PCDForum Column #36,   Release Date July 20, 1992

by David C. Korten

I am among those who left the Earth Summit in Rio de Janeiro with a sense of despair. The official debates were accurately described by a European journalist as a feast of hypocrisy. The final documents evaded the real issues and avoided setting serious targets. Stripped of the pious rhetoric of environmental protection and concern for the poor, official UNCED was a gathering of elites from both North and South intent on reaffirming the status quo of elite privilege while maneuvering for maximum financial advantage in the end game battle for what remains of earth's natural wealth.

For those of us who looked to the forces of civil society as humanity's hope for the future, it was easy to find the results of the independent sector meetings held under the banner of Global Forum '92 even more depressing. My time in Rio was devoted to Global Forum '92's main event, the NGO and People's Movements Forum. The agenda of the 2,500 registered participants was to draft a number of citizens' treaties setting forth action agendas to which civic organizations all around the world would be invited to commit themselves as signatories.

The chaos of the treaty drafting process often bordered on anarchy, leaving me with a strong sense of the absurdity of the idea that civil society might generate self-organizing processes of sufficient power to challenge and transform the dominant system. The resulting documents did little to lift my despair. In spite of the enormous amounts of well intentioned energy invested, most of the treaties produced by the NGO Forum were too poorly crafted and inarticulate to be of practical value.

Several weeks of subsequent reflection have led me to conclude that my despair was misplaced. The power of the self-organizing chaos of the ebb and flow of social energies that define the social movements of civil society cannot be measured by the numbers of articulate documents those movements generate. This is a reality that my experience in bureaucratic settings left me poorly equipped to fully comprehend.

Similarly, the true measure of the success or failure of the UNCED process comes in its contribution to amplifying and focusing the social energies of civil society. In those terms it made an immense contribution. First, it turned the world's media into a popular university of the environment. Second, it challenged thousands of NGOs from every corner of the world to rethink their roles and to build international alliances.

In the final days of the Rio gathering, the organizing committee of the NGO and People's Organizations Forum commissioned and distributed a synthesizing document: "The People's Earth Declaration: A Proactive Agenda for the Future." This declaration pulled from the treaty discussions and documents the main themes that defined the underlying consensus of the Forum's participants. In the end, it was evident that behind the cacophony of discordant voices were important elements of consensus that provide a strong foundation for the emergent global movement.

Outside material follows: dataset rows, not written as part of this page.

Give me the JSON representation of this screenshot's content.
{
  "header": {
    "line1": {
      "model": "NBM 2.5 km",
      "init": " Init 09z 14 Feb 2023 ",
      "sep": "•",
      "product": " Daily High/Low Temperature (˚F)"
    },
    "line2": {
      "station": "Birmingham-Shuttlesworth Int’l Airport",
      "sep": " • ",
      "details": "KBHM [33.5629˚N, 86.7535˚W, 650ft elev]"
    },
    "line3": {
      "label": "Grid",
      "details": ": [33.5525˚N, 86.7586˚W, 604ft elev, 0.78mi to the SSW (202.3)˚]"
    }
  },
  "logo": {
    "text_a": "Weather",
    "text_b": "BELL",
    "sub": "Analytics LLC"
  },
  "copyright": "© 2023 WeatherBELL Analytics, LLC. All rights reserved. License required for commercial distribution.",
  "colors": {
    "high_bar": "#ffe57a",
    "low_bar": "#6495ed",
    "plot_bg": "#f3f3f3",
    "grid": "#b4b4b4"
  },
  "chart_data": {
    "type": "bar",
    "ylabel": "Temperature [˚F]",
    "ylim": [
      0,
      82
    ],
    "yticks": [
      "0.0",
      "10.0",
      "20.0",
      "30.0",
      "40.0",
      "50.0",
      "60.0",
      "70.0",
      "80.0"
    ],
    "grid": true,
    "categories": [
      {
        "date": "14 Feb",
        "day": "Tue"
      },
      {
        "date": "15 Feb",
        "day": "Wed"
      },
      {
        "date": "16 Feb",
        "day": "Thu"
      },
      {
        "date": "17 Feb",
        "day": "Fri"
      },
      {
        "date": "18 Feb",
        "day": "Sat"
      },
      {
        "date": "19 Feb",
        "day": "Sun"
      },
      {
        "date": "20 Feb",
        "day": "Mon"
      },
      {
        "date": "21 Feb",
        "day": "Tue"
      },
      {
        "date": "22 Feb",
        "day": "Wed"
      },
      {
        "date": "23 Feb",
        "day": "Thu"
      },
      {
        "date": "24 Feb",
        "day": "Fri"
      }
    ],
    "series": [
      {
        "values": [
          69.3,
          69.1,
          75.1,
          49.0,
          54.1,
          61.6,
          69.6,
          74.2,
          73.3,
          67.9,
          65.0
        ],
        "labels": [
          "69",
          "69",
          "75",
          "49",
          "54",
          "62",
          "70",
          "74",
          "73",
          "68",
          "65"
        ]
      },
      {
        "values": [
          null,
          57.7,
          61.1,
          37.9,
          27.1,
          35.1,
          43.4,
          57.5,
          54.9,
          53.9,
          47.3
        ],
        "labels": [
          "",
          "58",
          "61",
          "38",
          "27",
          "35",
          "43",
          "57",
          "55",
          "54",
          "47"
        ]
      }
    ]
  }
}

The consensus was strongest in its near universal rejection of the key elements of the dominant development model that the official UNCED debates seemed to uncritically embrace: sustained economic growth as the measure of human progress, consumerism, export promotion, free trade in contrast to fair and balanced trade, market deregulation, militarism, monopolization of intellectual property rights, the concentration of unaccountable economic power in transnational corporations, and the policy dominance of the Bretton Woods institutions.

Two relatively new themes suggested to me important progress is being made toward fundamentally redefining the meaning of development in non-economic terms. The first was the expression of a clear and widely shared belief that there is a great deal to be learned from the world's indigenous peoples about what defines a healthy and prosperous human community living in harmony with its natural setting. The second was the strong sense of the essential role of spirituality in defining who we are and how we live. Together these two themes defined striking advances in the emerging alternative consensus.

With the exception of a few dissident elements who seemed to be caught in an intellectual time warp, the geographical divide between North and South largely dissolved in Rio. Even talk of North-South partnership seemed a bit dated, as people of all nations shared their analyses of the problem and joined in the task of constructing a world in which all people, including future generations, can enjoy a full and productive life.

As a beginning to our collective efforts to redefine our relationships to one another and to planet earth, UNCED served us well.